The coalition’s ability to target the incoming barrage is even more impressive when broken down by weapon type. Of the 170 drones, zero crossed into Israeli territory. All 30 of the cruise missiles fired failed to enter the country and only a small number of the more than 120 ballistic missiles entered Israeli territory. Those that did fell at the Nevatim Air Force Base, causing only minor damage to infrastructure, according to IDF reports.

The lone injury reported was a 7-year-old Bedouin girl from Arad. She was taken to Soroka Hospital in Beersheba.

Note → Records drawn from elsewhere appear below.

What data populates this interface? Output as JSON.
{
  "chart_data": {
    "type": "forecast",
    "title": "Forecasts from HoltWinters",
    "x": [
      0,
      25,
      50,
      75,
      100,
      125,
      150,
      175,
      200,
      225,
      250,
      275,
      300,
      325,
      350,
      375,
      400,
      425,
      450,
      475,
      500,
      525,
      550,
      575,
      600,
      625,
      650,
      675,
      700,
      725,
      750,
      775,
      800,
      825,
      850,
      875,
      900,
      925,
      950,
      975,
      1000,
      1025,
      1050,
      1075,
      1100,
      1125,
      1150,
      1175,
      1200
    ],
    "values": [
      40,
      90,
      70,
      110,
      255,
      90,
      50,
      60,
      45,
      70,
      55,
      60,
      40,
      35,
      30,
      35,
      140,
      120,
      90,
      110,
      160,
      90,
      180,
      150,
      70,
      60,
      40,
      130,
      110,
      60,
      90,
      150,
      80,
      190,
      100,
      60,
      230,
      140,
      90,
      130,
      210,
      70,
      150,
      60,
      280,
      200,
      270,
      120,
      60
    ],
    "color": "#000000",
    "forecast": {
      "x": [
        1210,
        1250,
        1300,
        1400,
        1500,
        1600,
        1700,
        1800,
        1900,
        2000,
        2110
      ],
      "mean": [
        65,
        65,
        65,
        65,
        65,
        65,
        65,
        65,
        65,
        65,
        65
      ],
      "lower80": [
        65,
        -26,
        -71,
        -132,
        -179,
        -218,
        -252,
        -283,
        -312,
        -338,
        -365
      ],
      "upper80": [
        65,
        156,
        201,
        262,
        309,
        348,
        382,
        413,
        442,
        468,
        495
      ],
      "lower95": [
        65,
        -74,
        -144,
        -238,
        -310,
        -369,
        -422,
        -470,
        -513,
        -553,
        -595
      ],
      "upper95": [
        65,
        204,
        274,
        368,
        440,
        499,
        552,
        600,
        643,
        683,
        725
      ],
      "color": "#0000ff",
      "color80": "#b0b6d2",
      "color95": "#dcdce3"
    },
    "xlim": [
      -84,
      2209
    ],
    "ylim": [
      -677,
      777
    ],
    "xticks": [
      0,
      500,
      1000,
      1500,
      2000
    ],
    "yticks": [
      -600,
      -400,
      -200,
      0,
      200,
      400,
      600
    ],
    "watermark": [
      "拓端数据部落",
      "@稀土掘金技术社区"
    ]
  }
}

By 2:30 a.m., the explosions seen over the skies in Jerusalem stopped, Tissenbaum said, and she and her family began getting notifications about Israel’s impressive take-down rate.

“The scariest part is that when we spoke to Israelis, yes, they’re used to bombs going off,” she said, “but they never experienced the amount of drones sent by one country to Israel.”

That information led to some tense moments felt by the country’s citizens.

“The Israelis themselves were very alarmed and kind of freaking out,” she said.

By 3:30 a.m., Tissenbaum and her family were back in bed trying to fall asleep, unsure of how the next few days would play out — she wasn’t sure if Israel would respond to Iran’s attack immediately or if there was an opportunity for the mission to continue.

As it turned out, 85 of the 150 expected to take part in JNF’s mission were already in the country prompting the organization to modify its plan and continue with some of the work planned.

“It changed a bit,” Tissenbaum said.

When the Pittsburgh resident spoke with the Chronicle, she was at an IDF base helping to prepare food. The volunteers spent the previous day at a farm that had employed both Israelis as well as Gazans and those living in the West Bank.

“Of course, they’re not there now,” Tissenbaum said.

The volunteers worked five hours on the farm.

“It was hard work,” she noted, “but it was so satisfying.”

JNF, she said, did a “great job” changing the mission while keeping the 85 participants safe.

Of special significance, she said, has been speaking with IDF soldiers.

“They’re defending our country. It’s amazing. They are so grateful. They’re thanking us and we’re like, ‘No, thank you, you’re doing this so our kids and grandkids will have a Jewish homeland,;” she said. “It feels special that we shared the moment on Saturday with the Israelis.”